# Cities and One-Way Streets



## Chicagoago (Dec 2, 2005)

What's the situation in your city with one-way streets?

Here in Chicago we have roughly 2,080 KM of one-way streets within the city limits. A very large % of the residential streets in Chicago are all one-way streets, and almost all main streets and arteries are all two-way streets. The exception is downtown, where nearly every street except for around 3 are one-ways.

This started in the 1950's and 1960's in the city center as a means to help traffic flow with one-ways on main roads. The program then switched, and thousands of petitions were granted to change smaller, and residential streets to one-way in the 1960's and 1970's. This was because the streets were too thin for two way traffic with parking on each side. If streets were one-way, you could have parking on each side of the street, and a one to one and a half lane space in the center for driving. As a result of this, almost all residential streets in Chicago are now one way streets.

Main city streets are mostly 2-lane, two-way streets that transgress the entire city. Some streets farther out from downtown are 4 lane roads, and a few far out streets are even 6 lanes (but not many).

What's the situation in your city? Are residential areas mostly one-way or two-way?


----------



## sequoias (Dec 21, 2004)

Most of downtown Seattle is one way streets, few residential areas have it , too. I have no idea how many miles of one way streets in downtown Seattle alone.


----------



## hkskyline (Sep 13, 2002)

New York has so many of them, especially the east-west streets in Manhattan.


----------



## gladisimo (Dec 11, 2006)

Same with San Francisco, one way streets everywhere.


----------



## Xelebes (Apr 1, 2007)

Edmonton has exactly one one-way street (avenue in this particular case) with the exceptions of any single one leading to a bridge (all bridges in Edmonton's downtown are one-way).


----------



## itsmevishal2k4 (Oct 30, 2006)

mumbai is mostly one way i think

if not 50-50


----------



## dchengg (Jan 13, 2006)

Vancouver downtown used to be mostly one way streets,
which may get confusing very easily
but then now they converted some streets to two way lanes


----------



## pilotos (Jan 24, 2007)

Well my city's center is full of one way streets along with pedestrian streets


----------



## DanielFigFoz (Mar 10, 2007)

pilotos said:


> Well my city's center is full of one way streets along with pedestrian streets


me to


----------



## Resident (Aug 18, 2006)

Downtown Denver is almost all one-way, I can think of a couple that aren't but not many.
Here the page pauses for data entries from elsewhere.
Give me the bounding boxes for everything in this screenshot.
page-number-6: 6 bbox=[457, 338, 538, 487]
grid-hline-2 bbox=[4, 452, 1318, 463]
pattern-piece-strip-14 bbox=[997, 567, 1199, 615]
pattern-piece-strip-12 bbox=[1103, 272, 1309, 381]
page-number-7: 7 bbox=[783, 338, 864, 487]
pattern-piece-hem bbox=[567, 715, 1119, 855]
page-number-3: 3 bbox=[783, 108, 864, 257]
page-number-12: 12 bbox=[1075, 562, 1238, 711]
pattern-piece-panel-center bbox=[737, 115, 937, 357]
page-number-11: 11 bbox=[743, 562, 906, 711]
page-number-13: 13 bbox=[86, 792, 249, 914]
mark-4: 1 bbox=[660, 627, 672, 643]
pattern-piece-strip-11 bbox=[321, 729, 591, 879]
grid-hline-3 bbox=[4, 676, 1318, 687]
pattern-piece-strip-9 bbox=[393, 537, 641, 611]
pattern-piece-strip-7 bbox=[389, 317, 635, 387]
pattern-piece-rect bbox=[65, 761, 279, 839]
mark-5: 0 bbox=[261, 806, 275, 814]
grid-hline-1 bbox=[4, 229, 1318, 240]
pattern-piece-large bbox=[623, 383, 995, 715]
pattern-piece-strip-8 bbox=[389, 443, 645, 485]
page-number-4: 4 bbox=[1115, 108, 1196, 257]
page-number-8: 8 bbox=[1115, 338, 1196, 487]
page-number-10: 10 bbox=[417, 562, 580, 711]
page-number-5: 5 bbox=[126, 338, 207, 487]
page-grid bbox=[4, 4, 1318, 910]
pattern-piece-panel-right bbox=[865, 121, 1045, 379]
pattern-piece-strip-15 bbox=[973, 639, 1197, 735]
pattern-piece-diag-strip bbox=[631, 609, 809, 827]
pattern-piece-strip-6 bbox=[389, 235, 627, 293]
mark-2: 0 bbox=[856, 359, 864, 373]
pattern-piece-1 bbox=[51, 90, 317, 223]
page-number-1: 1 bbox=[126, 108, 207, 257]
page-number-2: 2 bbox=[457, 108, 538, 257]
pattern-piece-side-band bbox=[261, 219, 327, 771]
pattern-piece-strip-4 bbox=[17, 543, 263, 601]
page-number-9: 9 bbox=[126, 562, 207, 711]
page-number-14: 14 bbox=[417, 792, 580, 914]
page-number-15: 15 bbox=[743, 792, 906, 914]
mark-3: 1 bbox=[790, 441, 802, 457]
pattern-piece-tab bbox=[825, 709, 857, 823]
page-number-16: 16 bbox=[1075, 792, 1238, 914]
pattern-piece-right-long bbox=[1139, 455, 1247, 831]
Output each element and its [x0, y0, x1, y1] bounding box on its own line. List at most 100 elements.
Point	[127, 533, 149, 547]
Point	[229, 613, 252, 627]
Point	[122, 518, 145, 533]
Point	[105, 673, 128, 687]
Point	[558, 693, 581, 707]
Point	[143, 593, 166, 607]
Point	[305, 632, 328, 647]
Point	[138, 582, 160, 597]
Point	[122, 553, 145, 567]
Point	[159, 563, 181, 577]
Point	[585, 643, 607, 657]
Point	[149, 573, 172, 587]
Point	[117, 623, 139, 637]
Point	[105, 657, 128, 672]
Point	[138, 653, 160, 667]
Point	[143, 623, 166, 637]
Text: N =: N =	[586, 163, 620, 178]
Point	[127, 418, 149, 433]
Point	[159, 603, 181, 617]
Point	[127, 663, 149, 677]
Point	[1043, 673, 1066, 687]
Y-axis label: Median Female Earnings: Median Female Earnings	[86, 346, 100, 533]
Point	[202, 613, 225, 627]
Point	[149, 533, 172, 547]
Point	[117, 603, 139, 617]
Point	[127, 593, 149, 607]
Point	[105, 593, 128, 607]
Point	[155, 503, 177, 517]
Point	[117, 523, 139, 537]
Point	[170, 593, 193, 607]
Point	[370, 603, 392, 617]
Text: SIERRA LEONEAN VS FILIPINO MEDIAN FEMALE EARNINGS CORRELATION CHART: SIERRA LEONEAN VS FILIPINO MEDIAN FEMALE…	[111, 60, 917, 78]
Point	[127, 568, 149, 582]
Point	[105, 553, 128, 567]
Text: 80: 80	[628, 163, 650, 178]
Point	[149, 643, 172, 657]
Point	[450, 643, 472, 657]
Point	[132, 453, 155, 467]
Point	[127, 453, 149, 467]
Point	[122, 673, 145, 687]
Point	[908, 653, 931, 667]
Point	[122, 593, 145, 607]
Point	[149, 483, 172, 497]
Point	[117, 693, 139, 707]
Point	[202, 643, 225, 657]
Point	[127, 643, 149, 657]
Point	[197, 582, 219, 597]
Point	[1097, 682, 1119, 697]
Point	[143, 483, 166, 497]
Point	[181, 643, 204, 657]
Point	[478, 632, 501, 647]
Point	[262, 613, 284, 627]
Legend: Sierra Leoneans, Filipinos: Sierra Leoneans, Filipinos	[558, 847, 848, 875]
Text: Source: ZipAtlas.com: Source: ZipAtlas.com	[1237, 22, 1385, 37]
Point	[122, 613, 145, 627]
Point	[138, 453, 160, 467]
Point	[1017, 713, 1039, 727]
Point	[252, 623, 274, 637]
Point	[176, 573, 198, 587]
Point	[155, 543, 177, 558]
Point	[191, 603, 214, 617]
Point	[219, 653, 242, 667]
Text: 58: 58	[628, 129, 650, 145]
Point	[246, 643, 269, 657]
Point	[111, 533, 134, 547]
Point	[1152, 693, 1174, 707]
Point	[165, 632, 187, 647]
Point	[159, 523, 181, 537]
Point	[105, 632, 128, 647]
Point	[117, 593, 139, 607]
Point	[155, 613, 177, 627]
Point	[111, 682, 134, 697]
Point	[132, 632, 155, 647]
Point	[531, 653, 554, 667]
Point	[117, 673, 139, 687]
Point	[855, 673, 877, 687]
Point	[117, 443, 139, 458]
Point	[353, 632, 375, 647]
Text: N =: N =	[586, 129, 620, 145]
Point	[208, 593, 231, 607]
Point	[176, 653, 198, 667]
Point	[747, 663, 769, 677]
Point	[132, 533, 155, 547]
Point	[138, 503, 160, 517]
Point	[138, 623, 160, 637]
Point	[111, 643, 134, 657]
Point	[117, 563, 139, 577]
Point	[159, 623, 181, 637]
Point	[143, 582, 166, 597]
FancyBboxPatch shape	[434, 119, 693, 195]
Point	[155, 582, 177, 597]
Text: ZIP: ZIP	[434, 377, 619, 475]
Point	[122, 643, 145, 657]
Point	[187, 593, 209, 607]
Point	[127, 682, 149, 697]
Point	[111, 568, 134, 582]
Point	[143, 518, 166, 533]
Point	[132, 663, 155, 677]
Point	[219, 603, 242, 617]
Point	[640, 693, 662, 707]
I live in cap. hill and alot of the residential streets in my neighborhood are one-way, I'd say maybe 40%, I think thats alot for residential.


----------



## Xusein (Sep 27, 2005)

Downtown has a few one-ways, but I would say at least 90% of the city has two-way streets.

The problem of this is that many people park their cars on the street, making a drive down a residential street when a car is coming the other side a gamble.


----------



## invincible (Sep 13, 2002)

Ahh Melbourne, where the CBD streets still have room for 45 degree parking in the middle of the road (or a dual track tram line).

Of course, a lot of people thought that the streets were ridiculously wide when they were first built, but it comes in handy, 150 years and 3.8 million people later.

Some streets here are too narrow to fit two-way traffic along with parking - but it just becomes an etiquette thing when one car pulls over to let the other pass.


----------



## AltinD (Jul 15, 2004)

DUbai city streets are also one-way and have a speed limit of 80 kph (50 MPH). Only neighbourhood roads are two-way.


----------